Car Evaluation

Lab Assignment One: Exploring Table Data


Richmond Aisabor

Business Understanding

Cars are an essential part of our daily lives because they provide a safe and affordable means of transportation. Depending on where you live, there may not be any other alternative to car ownership. Eventhough cars provide transportation, they are usually viewd as a liability so the decision to buy a car is important and has implications to one's standard of living.

In this study, the Car Evaulation Dataset will be used to build a model that can classify cars according to their quality. The dataset has 1728 observations and 6 features, including categorical and numerical features. The dataset was derived from a hierarchical decision model and each feature can be places into one of three concepts: Price, Tech and Comfort. These concepts form the decision making system. The dataset fulfills the lab requirements and is free to download at the UC Irvine Machine Learning Repository.

The user that would benefit the most from a successful classification is a first time car buyer. First time buyers usually have minimal experience with cars and making a decision to buy a car with incomplete information. The information that they due recieve is from a sales representive, who has an incentive to sell the car despite how well the car can actually perform. If a device can determine which car is the best, then the user will have no issues purchasing a car. To be confident that the algorithm is learning properly, it must have a success rate better than 50%, a random chance. The goal for the algorithm is to be as close to 100% accuracy as possible.

Data Understanding

Data Description

After reviewing the information dataframe, there are no missing values in the dataset as each column holds 1728 entries in each feature (the dataset has a total of 1728 observations).

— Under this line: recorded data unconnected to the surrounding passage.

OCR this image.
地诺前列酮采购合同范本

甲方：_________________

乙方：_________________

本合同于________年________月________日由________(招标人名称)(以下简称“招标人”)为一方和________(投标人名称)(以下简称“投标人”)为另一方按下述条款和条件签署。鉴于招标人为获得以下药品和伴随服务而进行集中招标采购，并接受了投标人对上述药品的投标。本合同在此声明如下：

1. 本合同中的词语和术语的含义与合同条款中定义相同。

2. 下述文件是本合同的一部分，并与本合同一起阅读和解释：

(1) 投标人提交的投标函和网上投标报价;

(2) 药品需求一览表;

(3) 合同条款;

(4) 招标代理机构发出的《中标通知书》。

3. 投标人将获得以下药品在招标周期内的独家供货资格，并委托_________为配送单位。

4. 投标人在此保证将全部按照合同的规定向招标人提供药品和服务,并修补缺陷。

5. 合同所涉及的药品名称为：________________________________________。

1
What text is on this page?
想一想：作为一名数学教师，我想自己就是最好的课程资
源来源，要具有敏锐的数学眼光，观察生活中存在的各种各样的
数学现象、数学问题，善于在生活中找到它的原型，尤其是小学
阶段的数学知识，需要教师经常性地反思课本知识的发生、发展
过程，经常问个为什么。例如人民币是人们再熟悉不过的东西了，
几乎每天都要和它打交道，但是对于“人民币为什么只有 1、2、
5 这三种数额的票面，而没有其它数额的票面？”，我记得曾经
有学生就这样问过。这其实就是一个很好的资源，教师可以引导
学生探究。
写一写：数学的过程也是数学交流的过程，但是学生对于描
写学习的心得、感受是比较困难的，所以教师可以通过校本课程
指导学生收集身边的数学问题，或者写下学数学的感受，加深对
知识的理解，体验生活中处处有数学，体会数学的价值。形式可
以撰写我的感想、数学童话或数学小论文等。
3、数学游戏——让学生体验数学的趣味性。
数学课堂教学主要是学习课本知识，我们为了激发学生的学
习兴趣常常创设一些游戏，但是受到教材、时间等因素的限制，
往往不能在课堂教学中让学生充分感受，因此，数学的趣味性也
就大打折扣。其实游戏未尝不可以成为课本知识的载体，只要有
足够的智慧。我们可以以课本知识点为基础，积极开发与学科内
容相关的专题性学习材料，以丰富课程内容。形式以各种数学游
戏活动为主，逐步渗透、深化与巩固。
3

If there were missing values, an imputation procedure could be used to correct the missing entries. Mean and median imputation can be used for numerical values, while mode can be used for categorical values.

The features to discard are number_doors and persons because these features are not useful enough for determining the quality of a car. How many people a car can contain and the number of doors it has imply the size of the vehicle. Vehicle size is a matter of personal preference because a smaller vehicle isn't necessarily less valuable than a larger vehicle and vice versa.

The table above shows the features description, sacles, and range.

Data Quality

After the duplicate check, it shows that 1506 entries in the dataset are duplicate. There are a total of 1728 observations so seeing such a high amount of duplicated entries was alarming. However, keep in mind that all the features in this dataset are categorical so having so many duplicates should be expected. If the features contained continous values then it would be harder to get a duplicate since the range of possible values for each entry increases.

Data Visualization

Data Exploration

Average Maintenance price by Quality

The "Average Maintenance Price by Quality" shows that as quality increases the maintenance price decreases. The lowest maintenance price is at a quality of good and the second lowest maintence price is of very good. This could be because cars that are very good quality are newer vehicles that have more features (luxury vehicles) and therefore are more expensive to maintain. Unacceptable and acceptable quality have the highest maintenance rates, with acceptable quality only having a slightly lower maintenance rate.

Average Safety by Quality

The "Average Safety by Quality" shows that as quality increases the safety of the car also increases. There is a positive correlation between safety and quality. Driving a car is one of the most dangerous activities, so safety is arguably the most important aspect of car ownership and should be an indicator of how good a car is at being a car.

Average Safety and Maintenance Price by Quality

The "Average Safety and Maintenance Price by Quality" shows that as safety and maintenance price increase there are less cars that are unnaceptable quality. All cars with a safety rating of l (low) are unnaceptable quality and cars in this group evaluate to unnaceptable regardless of the maintenance price. At a safety rating of 3 (high), the majorty of cars evaluate to an acceptable, good or very good quality and ss the maintenace price goes down there is an increase of cars that evaluate to good or very good.

Data Relationship Exploration

Correlation Matrix

According to the correlation matrix, boot space and safety are positivily correlated with quality. This means the more safe a car is and the more boot_space the car has the higher the car's quality. Buying and maintenance price are negatively correlated. If the cost to maintain a car goes up, the lower the car's quality.

Scatter plots

The scatter plots show that buying price is negatively correlated with quality. This is unexpected because cars that are higher quality will usually cost more. The expectation was a positive correlation between buying price and quality. A higher quality car typically has more safety features, a bigger boot space etcetera and the more features added to the car the more expensive the cost will be to purchase. Buying price is not a great classifier for my target "quality" so I need to transform the features into two principle components using PCA.

Dimensionality Reduction

Principle Component Analysis

Explained Variance

According the the scree plot, each principle component accounts for 25% of the variation in the data. The scatter plot obtained from performing principle component analysis, uses two principle components. The two components account for 50% of the variation in the data. To provide a good representation of our dataset, there needs to be four principle components

References

UCI Machine Learning Repository. Car Evaluation. https://archive.ics.uci.edu/ml/datasets/Car+Evaluation (Accessed 03-03-2021)